I wrote about Porn and the Election, not because I have any data to give you a definite answer. I wrote about it because we need to talk about porn.
We need to talk about the fact: that sexism is ingested in staggering numbers through internet porn (4,392,486,580 hours were watched from one site alone, in just 2015). That even as people use the potentially sexist “she’s somebody’s, sister, mother, etc” to try and encourage respect for women, our country’s top porn search in 2015 was ‘Step-mom’ (with ‘Step-sister’ coming in seventh place). That any kid with internet has access to free porn sites that contain categories “such as ‘extreme brutal gang bang,’ ’18 and abused,’ and ‘crying teen.’”

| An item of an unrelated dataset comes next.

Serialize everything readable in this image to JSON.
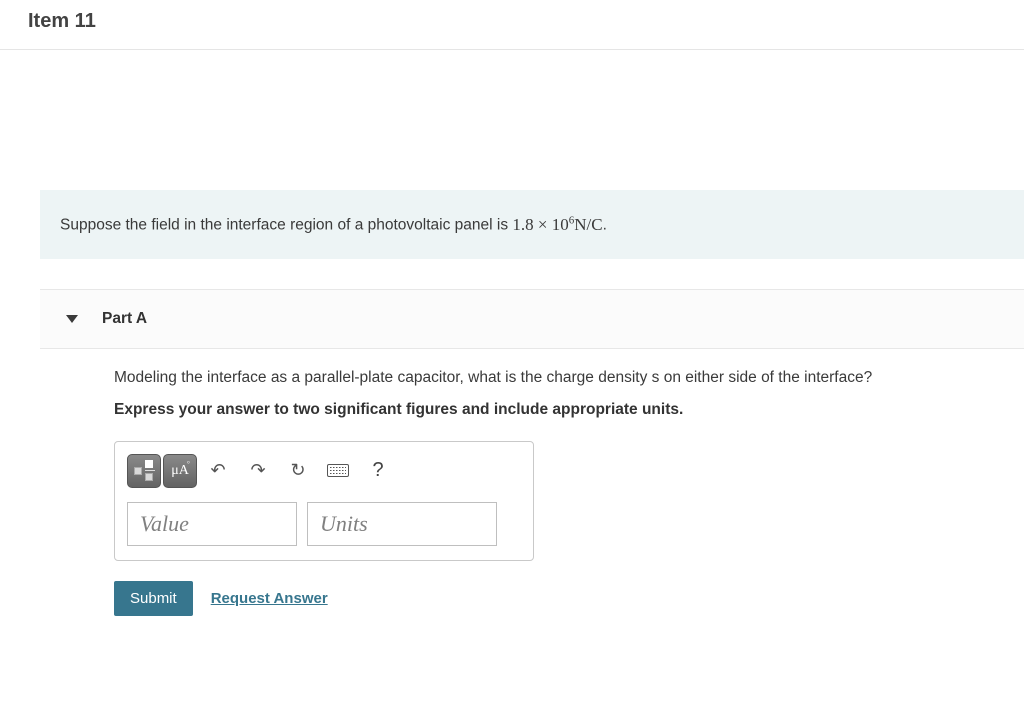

I don’t know what you need to do. Maybe you are hooked and struggling. Maybe you have a story of hurt or betrayal to share. Or maybe you have a story of triumph with which to encourage others.
But I know what we need to do. We need to talk about this. We need to be real about this. Comment, like, share, refute, whatever.
Share your story.
Get involved with Fight the New Drug or get on the Porn Effect’s Forum.
At the very least, please, just start asking questions about whether or not porn is good for our brains, our relationships, our marriages, our families, and even our elections.